Good question. And… yep, that would be it… for the Crooks scenario, we need the velocity of the bullet at 150ish yards.
One thing: to be honest, I’m not sure how manufacturers come up with the 0-100-200-300 data… on the muzzle I know they have a chronograph in front of the test barrel or the weapon, but I’m not sure if they get the 100-200-300 from formula or a chrono down range. Some manufacturers do a better job than others. Hornady, for instance, uses real rifles, instead of test barrels. Some don’t even have the data, just slap a muzzle velocity there after chrono and call it a day apparently. But I’m getting the feeling that Crooks was inserted in a place where he would choose better ammo. The range he went to apparently is where top shooters of that area go to, the store where he bought that ammo appears to be owned by a very good gunsmith, kind of the go-to guy, you know…? His shooting environment has all the traces of making one go for that top shelf ammo, learning how to tell the difference between ammo, etc.
As for the velocities, online ballistic calculators could calculate the velocity at 150 yards for all of those, but it’s very time consuming (and not fun enough, just boring to do lol).
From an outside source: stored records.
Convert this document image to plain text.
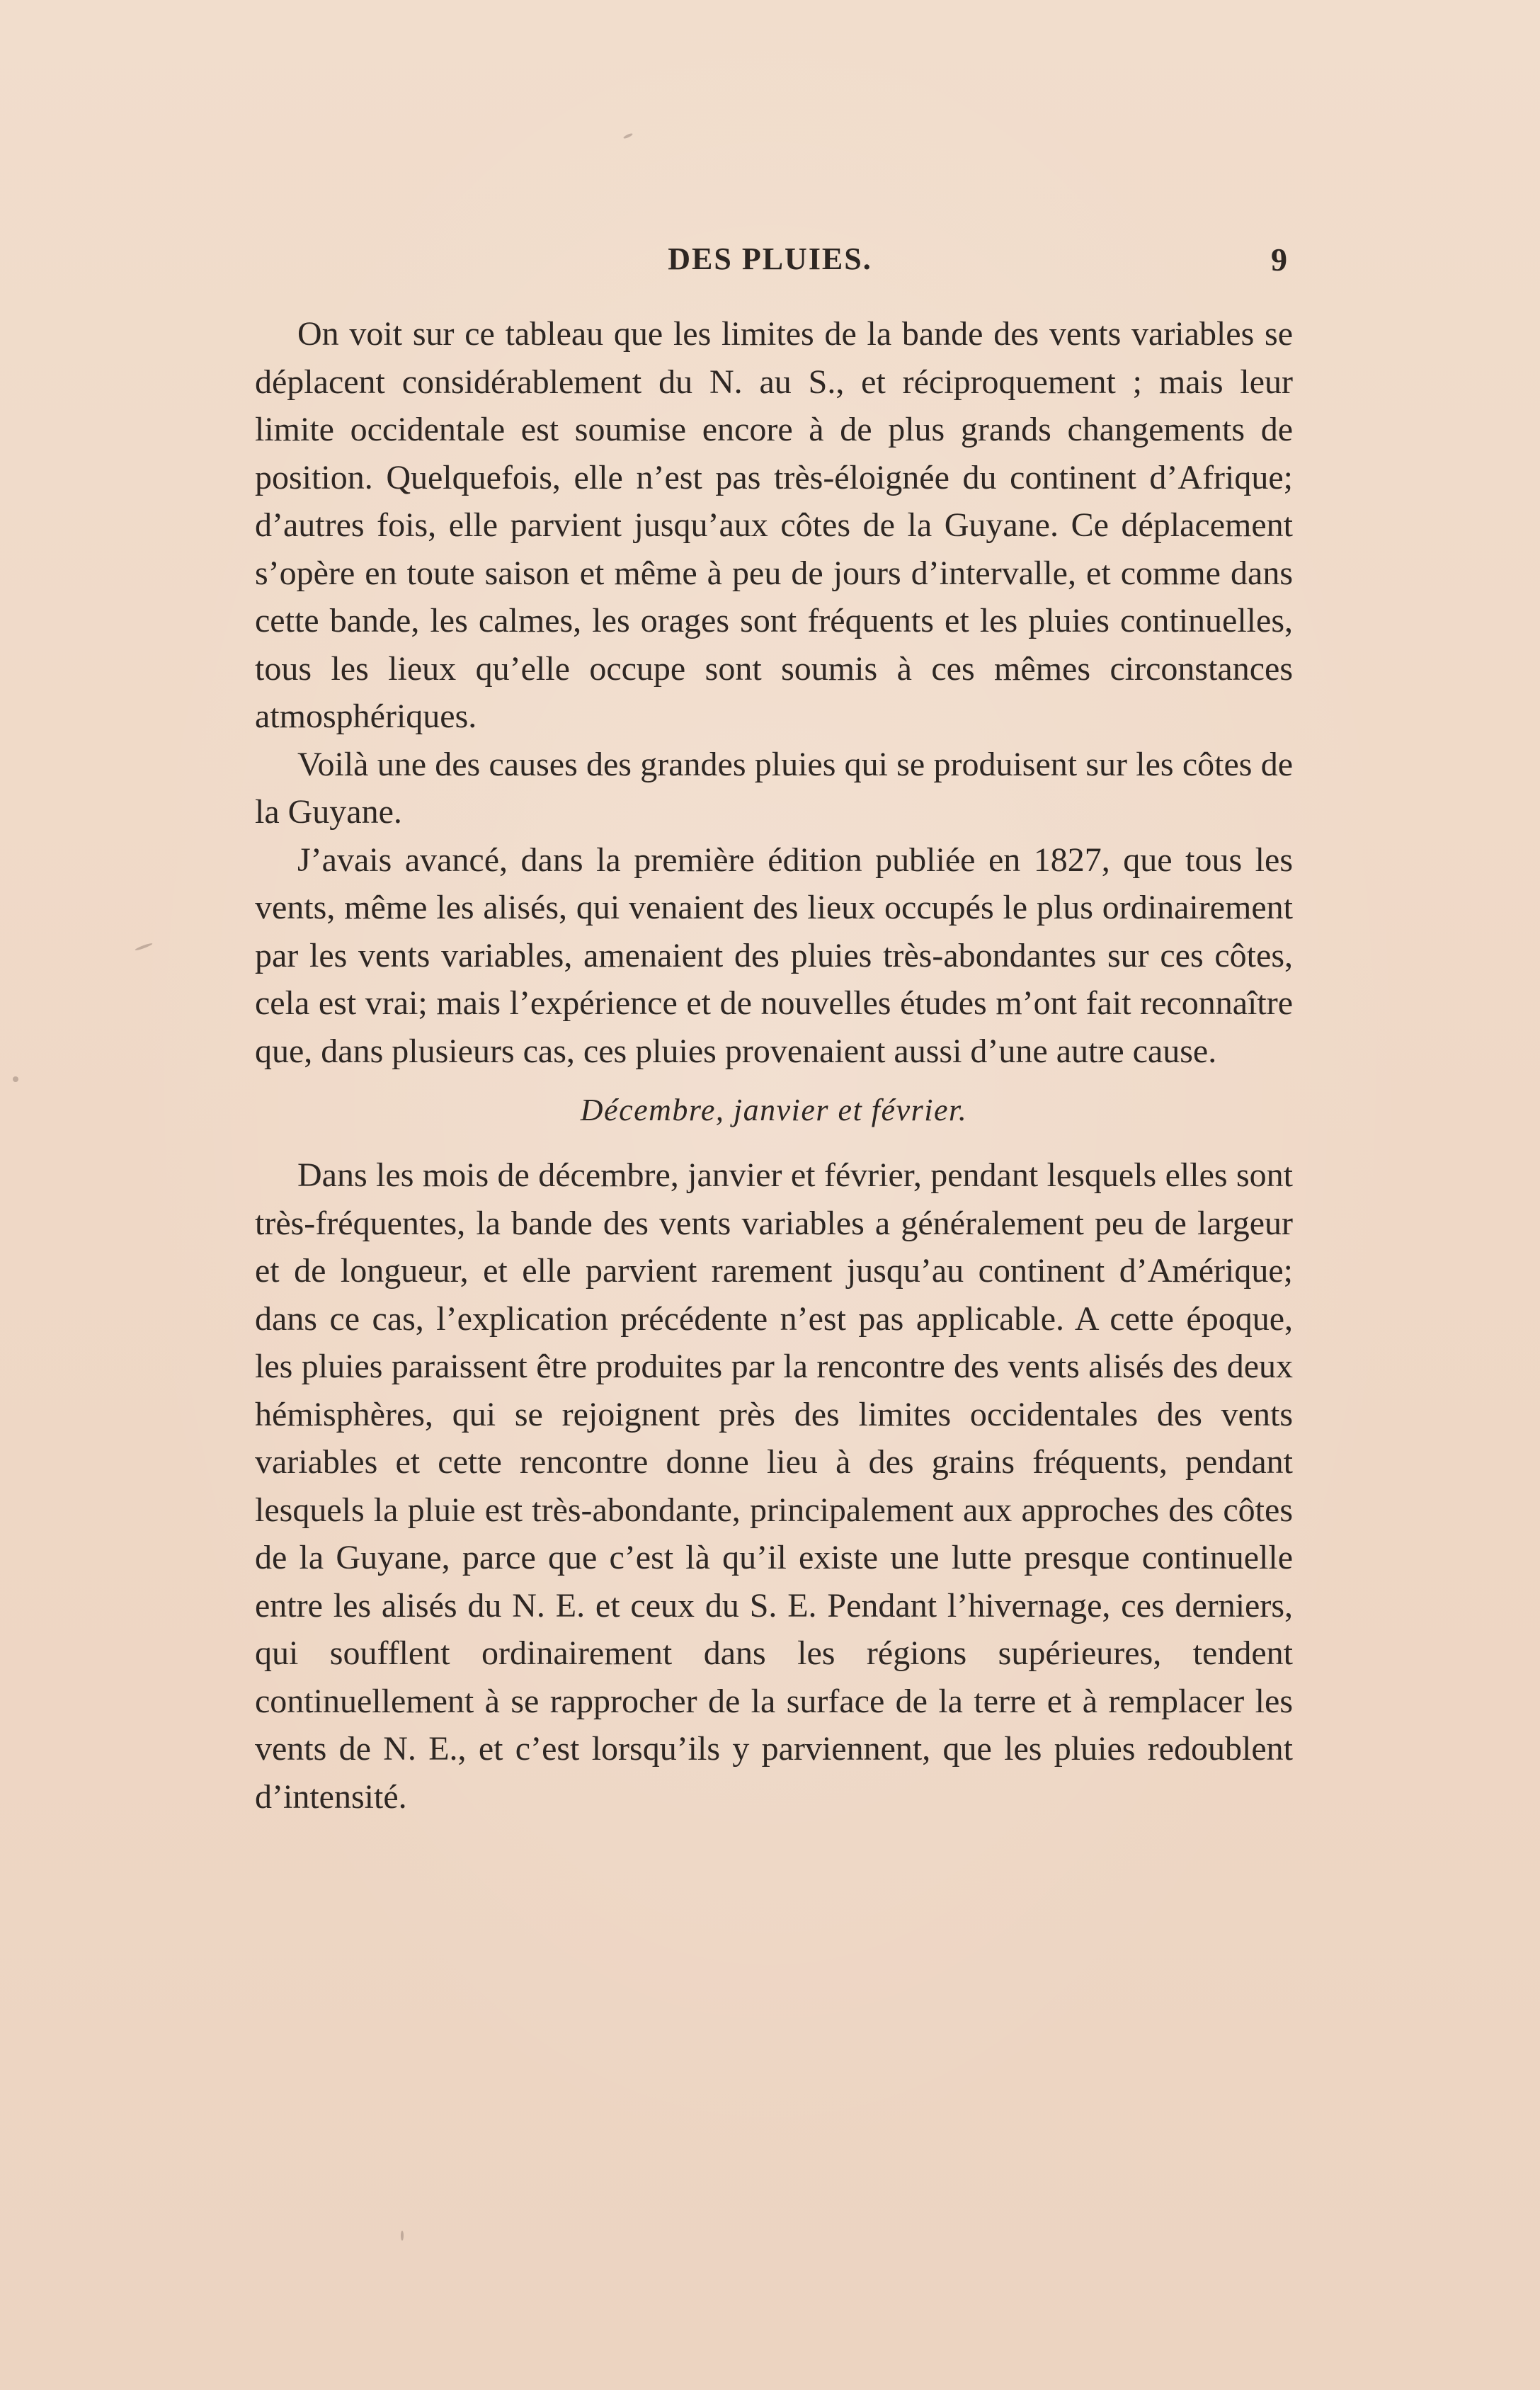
DES PLUIES.	9

On voit sur ce tableau que les limites de la bande des vents variables se déplacent considérablement du N. au S., et réciproquement ; mais leur limite occidentale est soumise encore à de plus grands changements de position. Quelquefois, elle n’est pas très-éloignée du continent d’Afrique; d’autres fois, elle parvient jusqu’aux côtes de la Guyane. Ce déplacement s’opère en toute saison et même à peu de jours d’intervalle, et comme dans cette bande, les calmes, les orages sont fréquents et les pluies continuelles, tous les lieux qu’elle occupe sont soumis à ces mêmes circonstances atmosphériques.

Voilà une des causes des grandes pluies qui se produisent sur les côtes de la Guyane.

J’avais avancé, dans la première édition publiée en 1827, que tous les vents, même les alisés, qui venaient des lieux occupés le plus ordinairement par les vents variables, amenaient des pluies très-abondantes sur ces côtes, cela est vrai; mais l’expérience et de nouvelles études m’ont fait reconnaître que, dans plusieurs cas, ces pluies provenaient aussi d’une autre cause.

Décembre, janvier et février.

Dans les mois de décembre, janvier et février, pendant lesquels elles sont très-fréquentes, la bande des vents variables a généralement peu de largeur et de longueur, et elle parvient rarement jusqu’au continent d’Amérique; dans ce cas, l’explication précédente n’est pas applicable. A cette époque, les pluies paraissent être produites par la rencontre des vents alisés des deux hémisphères, qui se rejoignent près des limites occidentales des vents variables et cette rencontre donne lieu à des grains fréquents, pendant lesquels la pluie est très-abondante, principalement aux approches des côtes de la Guyane, parce que c’est là qu’il existe une lutte presque continuelle entre les alisés du N. E. et ceux du S. E. Pendant l’hivernage, ces derniers, qui soufflent ordinairement dans les régions supérieures, tendent continuellement à se rapprocher de la surface de la terre et à remplacer les vents de N. E., et c’est lorsqu’ils y parviennent, que les pluies redoublent d’intensité.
I imagine we have to start like this: for a given range of crack-thump sounds… say 213 to 222 milliseconds, a distance of x, sound speed of y, what would the average speed have to be for those durations? This would give us 2 average velocities as an interval. Then, part 2, we calculate the velocity of each cartridge at the 150ish ft, like you said.
I defaulted to AI on approaches to estimate the velocities from the available data, it came back with two:
Approach 1: Linear Interpolation Between Data Points
Since you have velocities at 0 yards (muzzle), 100 yards, 200 yards, and 300 yards, you can perform linear interpolation between the closest values (100 yards and 200 yards) to estimate the velocity at 154.11 yards.
Interpolated Velocity=V100+[(154.11-100) / (200-100)]×(V200−V100)
### Approach 2: Estimate Average Deceleration
If you want a broader approach that doesn’t rely on interpolation, you can estimate an average deceleration based on the muzzle and 100-yard velocity. Then, project what speed the bullet would have at 154.11 yards and filter bullets accordingly.
Is there another way we could estimate the distance at 150ish?
Then we get the average for each cartrige, from muzzle to the velocity at 150ish feet. Then whatever’s not inside our previous interval, we can filter out. Then we can make qualitative eliminations also, say, filter out training ammo or some hard to find brands, etc… follow a trust-the-reporting-scenario and leave only 5.56 in boxes of 50, or follow the trust-noone and leave .223 and 5.56 as candidates.
At this point, just from filtering higher velocities and using qualitative assumptions, my top 5 candidates were these (let’s see if they change after the math)
1- Hornady 5.56 75 gr BTHP T2 TAP PRECISION (id 16)
2- Magtech 5.56 HPBT 77GR CANNELURED (id 124)
3- Hornady 5.56 62 gr TAP® BARRIER™ (id 13)
4- BackHills .223 Heavy Match HP 68gr (id 151)
5- CorBon .223 Urban Response JHP (id 55)
BTW, what exact distances are we looking at, @vt1 ? From Crooks, HighRoof, Vent, 2ndFloorWindow (which window, actually?) Do you have these distances in metric centimeters or imperial with decimals? I remember seeing these somewhere…
The durations of crack-thumps (or snicks-reports) from @greg_n are on this post here.
1-0.221
2-0.217
3-0.212
4-0.212
5-0.212
6-?
7-?
8-0.218
shorter: 0.212
longer: 0.221
On determining the average speed from the snick-report, Greg and @sonjax6 were writing about accounting or not for the distance from bullet to microphone here on this post
And @vt1 also wrote about it here
And @cohler wrote about it here
Do we already have the calculated average velocities from these snick-report durations?